Un homme politique qui annonce une réforme choc, une célébrité locale qui tient des propos outranciers… et si tout cela n’était qu’une illusion ? Une nouvelle forme de manipulation sur nos écrans ? Bienvenue dans l’ère du deepfake.
La tendance, qui s’est démocratisée avec des applications grand public, est capable de créer des vidéos totalement truquées en seulement quelques clics qui suffisent pour faire dire n’importe quoi à n’importe qui, avec un réalisme parfois déroutant.
Les premiers deepfakes sont apparus discrètement en 2017, alors que cette technologie était uniquement disponible pour quelques passionnés de high-tech qui savent manipuler des outils aussi complexes. Mais rapidement, les choses se sont enchaînées pour devenir une technologie accessible parfois gratuitement à n’importe quelle personne qui dispose d’un smartphone et d’une connexion internet.
Une technique bien ficelée
La recette est simple sur le papier : nourrir une intelligence artificielle avec des centaines d’images et de vidéos d’une personne réelle, pour lui faire apprendre ses mimiques, sa gestuelle, sa voix. Ensuite, l’algorithme recompose ces éléments pour fabriquer une séquence totalement inédite, si bien ficelée, qu’il devient difficile, parfois impossible, de distinguer le faux du vrai.
La première méthode est le «face swap» (échange de visage), qui consiste à remplacer le visage d’une personne par celui d’une autre sur son corps. Cette technique est relativement simple et accessible via des applications mobiles comme Snapchat, Reface ou Face Magic, explique une vidéo de l’AFP. La deuxième méthode, plus complexe, est le « face reenactment » (réinterprétation faciale) qui implique le fait de prendre une vidéo originale de la victime et d’y reproduire sa gestuelle, ses mimiques et ses mouvements grâce à un acteur en studio, afin de modifier la posture ou l’expression faciale de la cible.
Une autre méthode consiste en un « lip syncing » (synchronisation labiale) dont l’objectif est de faire dire à une personne des choses qu’elle n’a jamais prononcé, en utilisant de plus en plus une voix générée par l’intelligence artificielle qui imite parfaitement la voix de la victime.
Des vidéos truquées ont déjà été utilisées pour nuire à des personnalités publiques, manipuler des électeurs ou, encore, piéger des entreprises dans des arnaques financières.

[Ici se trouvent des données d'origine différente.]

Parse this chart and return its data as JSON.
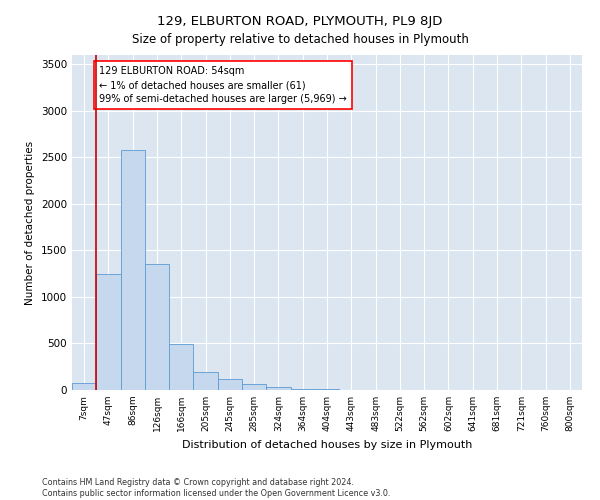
{
  "title": "129, ELBURTON ROAD, PLYMOUTH, PL9 8JD",
  "subtitle": "Size of property relative to detached houses in Plymouth",
  "xlabel": "Distribution of detached houses by size in Plymouth",
  "ylabel": "Number of detached properties",
  "bar_color": "#c5d8ed",
  "bar_edge_color": "#5b9bd5",
  "background_color": "#dce6f1",
  "grid_color": "#ffffff",
  "annotation_line1": "129 ELBURTON ROAD: 54sqm",
  "annotation_line2": "← 1% of detached houses are smaller (61)",
  "annotation_line3": "99% of semi-detached houses are larger (5,969) →",
  "vline_color": "#cc0000",
  "vline_linewidth": 1.2,
  "bins": [
    "7sqm",
    "47sqm",
    "86sqm",
    "126sqm",
    "166sqm",
    "205sqm",
    "245sqm",
    "285sqm",
    "324sqm",
    "364sqm",
    "404sqm",
    "443sqm",
    "483sqm",
    "522sqm",
    "562sqm",
    "602sqm",
    "641sqm",
    "681sqm",
    "721sqm",
    "760sqm",
    "800sqm"
  ],
  "values": [
    75,
    1250,
    2575,
    1350,
    490,
    195,
    120,
    65,
    35,
    15,
    8,
    4,
    2,
    1,
    0,
    0,
    0,
    0,
    0,
    0,
    0
  ],
  "ylim": [
    0,
    3600
  ],
  "yticks": [
    0,
    500,
    1000,
    1500,
    2000,
    2500,
    3000,
    3500
  ],
  "footer_line1": "Contains HM Land Registry data © Crown copyright and database right 2024.",
  "footer_line2": "Contains public sector information licensed under the Open Government Licence v3.0.",
  "figsize": [
    6.0,
    5.0
  ],
  "dpi": 100
}
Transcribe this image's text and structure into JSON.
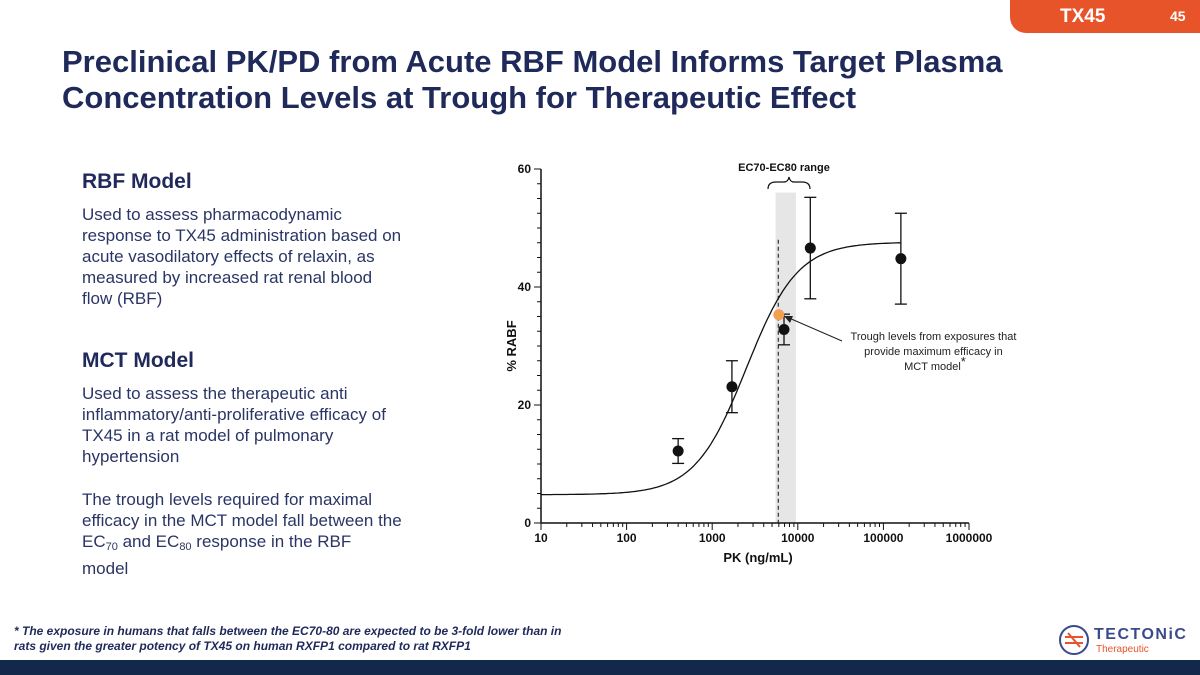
{
  "header": {
    "drug": "TX45",
    "page_number": "45"
  },
  "title": "Preclinical PK/PD from Acute RBF Model Informs Target Plasma Concentration Levels at Trough for Therapeutic Effect",
  "left_panel": {
    "rbf_heading": "RBF Model",
    "rbf_text": "Used to assess pharmacodynamic response to TX45 administration based on acute vasodilatory effects of relaxin, as measured by increased rat renal blood flow (RBF)",
    "mct_heading": "MCT Model",
    "mct_text": "Used to assess the therapeutic anti inflammatory/anti-proliferative efficacy of TX45 in a rat model of pulmonary hypertension",
    "trough_pre": "The trough levels required for maximal efficacy in the MCT model fall between the EC",
    "trough_sub1": "70",
    "trough_mid": " and EC",
    "trough_sub2": "80",
    "trough_post": " response in the RBF model"
  },
  "footnote": "* The exposure in humans that falls between the EC70-80 are expected to be 3-fold lower than in rats given the greater potency of TX45 on human RXFP1 compared to rat RXFP1",
  "logo": {
    "word": "TECTONiC",
    "sub": "Therapeutic"
  },
  "chart_data": {
    "type": "scatter",
    "xscale": "log",
    "xlim": [
      10,
      1000000
    ],
    "ylim": [
      0,
      60
    ],
    "xlabel": "PK (ng/mL)",
    "ylabel": "% RABF",
    "x_ticks": [
      "10",
      "100",
      "1000",
      "10000",
      "100000",
      "1000000"
    ],
    "y_ticks": [
      "0",
      "20",
      "40",
      "60"
    ],
    "points": [
      {
        "x": 400,
        "y": 12.2,
        "err": 2.1
      },
      {
        "x": 1700,
        "y": 23.1,
        "err": 4.4
      },
      {
        "x": 6900,
        "y": 32.8,
        "err": 2.6
      },
      {
        "x": 14000,
        "y": 46.6,
        "err": 8.6
      },
      {
        "x": 160000,
        "y": 44.8,
        "err": 7.7
      }
    ],
    "fit": {
      "bottom": 4.8,
      "top": 47.6,
      "ec50": 2500,
      "hill": 1.45
    },
    "ec_band": {
      "x_low": 5500,
      "x_high": 9500
    },
    "trough_marker": {
      "x": 6000,
      "y": 35.3,
      "color": "#f0a050"
    },
    "band_label": "EC70-EC80 range",
    "annotation": "Trough levels from exposures that provide maximum efficacy in MCT model",
    "annotation_mark": "*"
  },
  "colors": {
    "title": "#1f2a5a",
    "accent": "#e8542a",
    "band": "#e6e6e6",
    "footer_bar": "#13294b"
  }
}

Mais concrètement, comment faire la différence entre une vraie vidéo et une vidéo générée par IA (deepfake) ? Des détails, parfois subtils, peuvent trahir ces manipulations numériques, à l’instar d’un regard qui cligne trop rarement, des lèvres mal synchronisées avec le son, une peau beaucoup trop lisse, des ombres incohérentes… Ces imperfections échappent à un œil distrait, mais restent visibles pour ceux qui prennent le temps de regarder attentivement.

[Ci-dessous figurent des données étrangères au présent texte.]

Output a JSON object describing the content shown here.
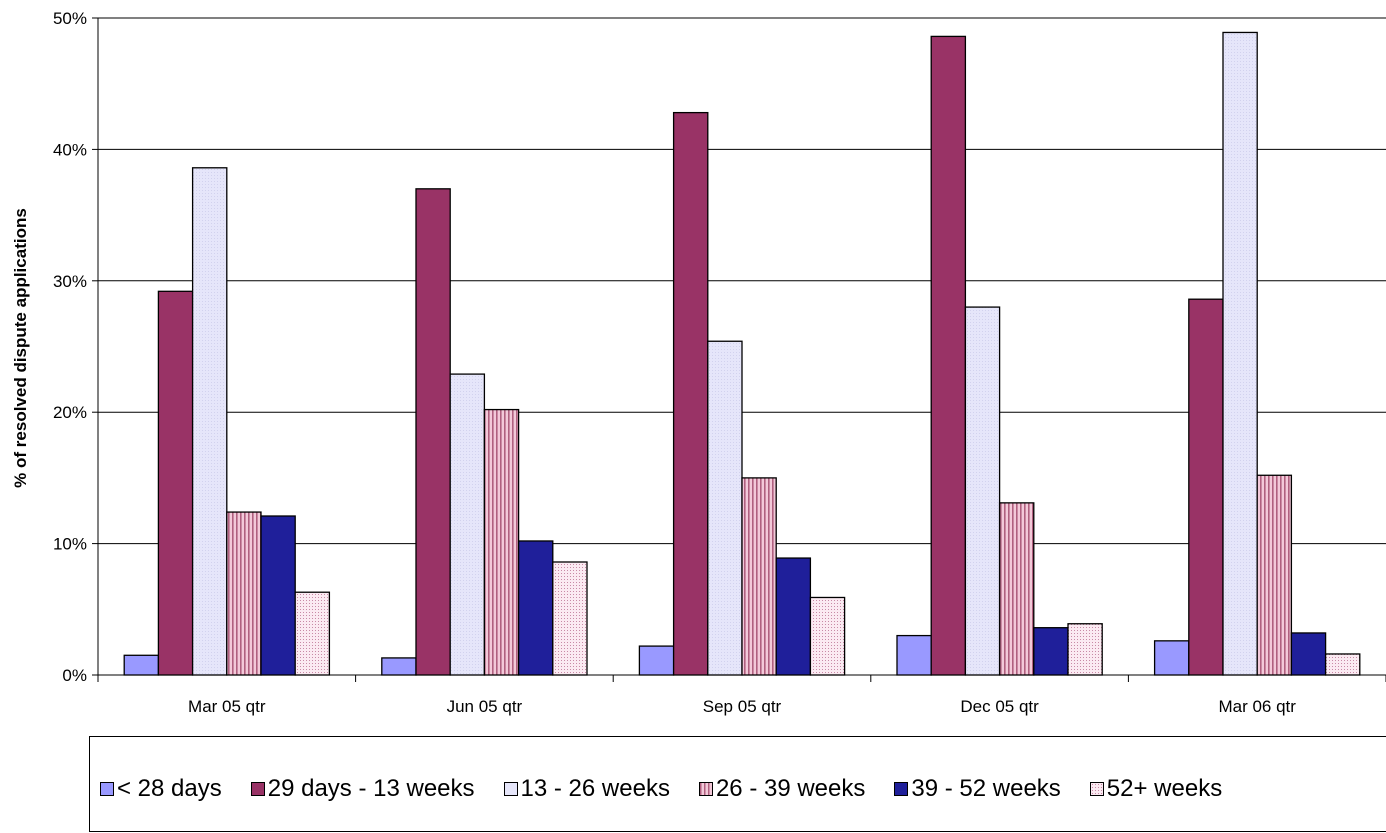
{
  "chart_data": {
    "type": "bar",
    "ylabel": "% of resolved dispute applications",
    "xlabel": "",
    "ylim": [
      0,
      50
    ],
    "yticks": [
      "0%",
      "10%",
      "20%",
      "30%",
      "40%",
      "50%"
    ],
    "grid": true,
    "legend_position": "bottom",
    "categories": [
      "Mar 05 qtr",
      "Jun 05 qtr",
      "Sep 05 qtr",
      "Dec 05 qtr",
      "Mar 06 qtr"
    ],
    "series": [
      {
        "name": "< 28 days",
        "color": "#9999ff",
        "values": [
          1.5,
          1.3,
          2.2,
          3.0,
          2.6
        ]
      },
      {
        "name": "29 days - 13 weeks",
        "color": "#993366",
        "values": [
          29.2,
          37.0,
          42.8,
          48.6,
          28.6
        ]
      },
      {
        "name": "13 - 26 weeks",
        "color": "#e6e6fa",
        "values": [
          38.6,
          22.9,
          25.4,
          28.0,
          48.9
        ]
      },
      {
        "name": "26 - 39 weeks",
        "color": "#e8b4c8",
        "values": [
          12.4,
          20.2,
          15.0,
          13.1,
          15.2
        ]
      },
      {
        "name": "39 - 52 weeks",
        "color": "#1f1f9a",
        "values": [
          12.1,
          10.2,
          8.9,
          3.6,
          3.2
        ]
      },
      {
        "name": "52+ weeks",
        "color": "#f2d6e4",
        "values": [
          6.3,
          8.6,
          5.9,
          3.9,
          1.6
        ]
      }
    ]
  }
}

Malheureusement, le problème est que la viralité des réseaux sociaux joue en faveur des faussaires, puisque les gens, souvent, ne font pas l’effort de vérifier, mais n’hésitent pas à partager, et une vidéo « choc » est parfois partagée des milliers de fois en seulement quelques heures.
L’esprit critique
Comme pour tout contenu, à l’ère de l’IA générative, il est important de garder un esprit critique, qui reste de loin notre meilleur allié dans ce monde qui bouge sans discontinuité. Prenez donc le temps de vérifier la source d’une vidéo, prendre le temps de confronter plusieurs médias, ralentir une séquence suspecte pour observer les détails… Mais si vous n’en avez pas le temps, et que vous avez un doute (la source n’est pas officielle par exemple), alors le moins que vous puissiez faire est de ne pas contribuer à la viralité de la vidéo, donc ne la partagez pas à votre tour.
Pour le moment, le Deepfake en est à ses balbutiements, des balbutiements trop puissants, donc je vous laisse imaginer ce qui en sortira d’ici quelques années, ou même quelques mois. Partout dans le monde, les gouvernements s’interrogent. Comment réguler ces contenus sans censurer la création numérique? Faut-il légiférer, responsabiliser les plateformes, ou sensibiliser les citoyens ?

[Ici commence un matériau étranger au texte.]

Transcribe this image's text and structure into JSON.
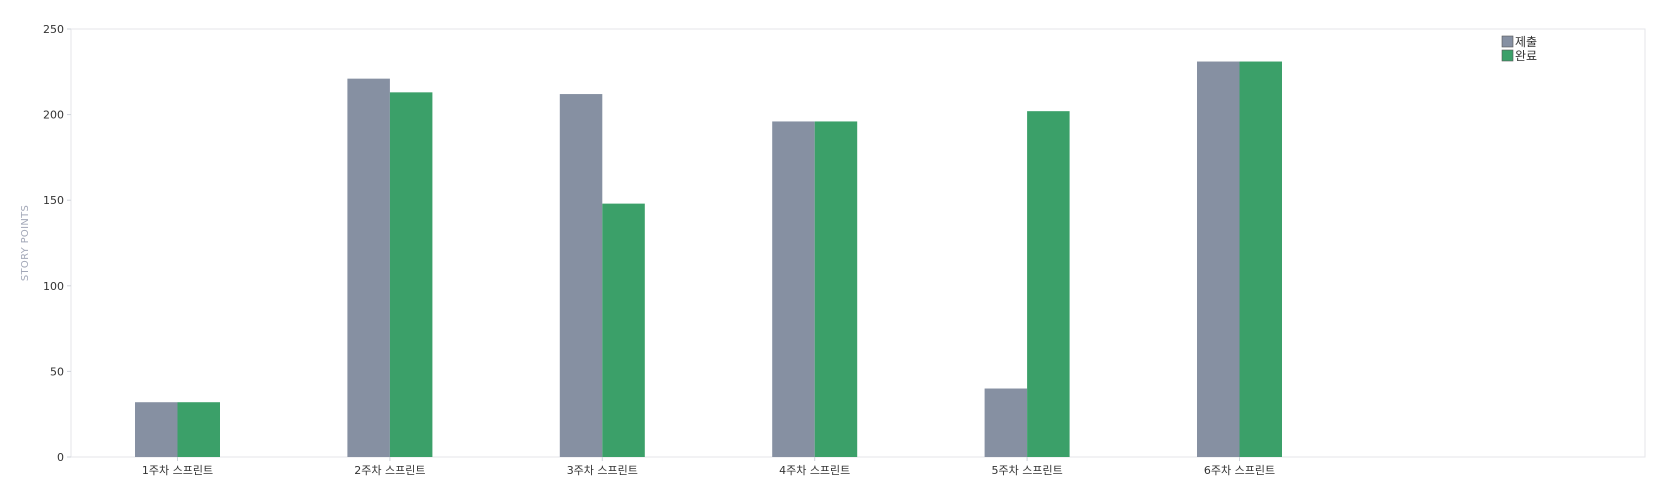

Évidemment, les deepfakes ne sont pas seulement utilisés à des fins douteuses, en effet, l’industrie cinématographique peut l’utiliser pour ressusciter des acteurs disparus ou rajeunir des stars vieillissantes. Par ailleurs, les éditeurs de jeux vidéo créent des personnages plus vrais que nature grâce à l’IA et particulièrement le Deepfake.